Search code examples
machine-learningneural-networkfeature-engineering

Dealing with Longitude and Latitude in Feature Engineering


I have a dataset which contains information about houses worldwide with the following features: house size, number of bedrooms, city name, country name, garden or not, ... (and many other typical house information). And the target variable is the price of the house.

I know that strings are not acceptable as input in a Machine Learning or Neural Network model so instead of doing one hot encoding for the city name and the country name (because I would end up with a few hundred columns) I decided to replace the city name with its geographical coordinates (one column with longitude and one column with latitude). The city where a house is located will obviously help determine the price of the house.

So does changing the city name with its longitude and latitude preserve this important information? Is it alright to change the city name with its longitude and latitude ?


Solution

  • Cartesian coordinates can be useful for the model to some extent. However, for certain models such as decision trees, properly modeling the dependency of the target variable on geographical coordinates can require overly complex models. For a clear and visual understanding of this you may check this.

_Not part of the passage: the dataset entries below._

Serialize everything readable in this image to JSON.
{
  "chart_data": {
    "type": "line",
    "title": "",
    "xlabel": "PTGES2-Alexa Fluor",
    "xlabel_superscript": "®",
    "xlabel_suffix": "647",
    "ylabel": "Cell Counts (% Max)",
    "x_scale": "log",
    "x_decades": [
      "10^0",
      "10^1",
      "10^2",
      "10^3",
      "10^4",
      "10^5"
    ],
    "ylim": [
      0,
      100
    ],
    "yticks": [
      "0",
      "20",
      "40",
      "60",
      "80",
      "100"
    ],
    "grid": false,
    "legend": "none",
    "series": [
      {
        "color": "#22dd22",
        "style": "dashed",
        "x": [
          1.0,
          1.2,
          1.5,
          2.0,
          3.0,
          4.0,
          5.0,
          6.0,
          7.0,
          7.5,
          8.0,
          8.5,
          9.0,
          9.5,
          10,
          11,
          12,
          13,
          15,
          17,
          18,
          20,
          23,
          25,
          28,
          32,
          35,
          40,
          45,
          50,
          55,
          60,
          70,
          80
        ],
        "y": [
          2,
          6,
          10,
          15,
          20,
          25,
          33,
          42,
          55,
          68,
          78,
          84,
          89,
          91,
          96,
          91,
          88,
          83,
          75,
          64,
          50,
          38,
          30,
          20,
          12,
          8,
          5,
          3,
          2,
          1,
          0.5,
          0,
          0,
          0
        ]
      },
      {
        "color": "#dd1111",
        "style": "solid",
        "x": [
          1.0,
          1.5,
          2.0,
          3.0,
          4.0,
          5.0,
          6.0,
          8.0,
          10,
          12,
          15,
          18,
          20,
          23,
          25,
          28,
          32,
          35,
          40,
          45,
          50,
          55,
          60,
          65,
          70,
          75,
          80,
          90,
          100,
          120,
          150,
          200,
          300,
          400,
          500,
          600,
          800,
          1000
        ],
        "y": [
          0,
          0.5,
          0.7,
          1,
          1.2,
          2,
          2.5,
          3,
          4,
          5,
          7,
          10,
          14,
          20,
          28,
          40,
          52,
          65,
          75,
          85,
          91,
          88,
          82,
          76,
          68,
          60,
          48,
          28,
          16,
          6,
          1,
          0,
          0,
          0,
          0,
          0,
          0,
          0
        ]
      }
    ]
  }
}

    A common approach in these cases is to transform the coordinates into polar coordinates, and add them as new features. When you think about it, you're adding a new way of expressing a same thing, just in a different scale or system. That way a tree will require less splits to be able to model this spatial dependency of the samples.

    That being said, I would not completely replace the existing geolocation data with coordinates. It would probably be interesting too to add some aggregates/statistics based on the country of city data, rather than one hot encoding them or just replacing them by coordinates.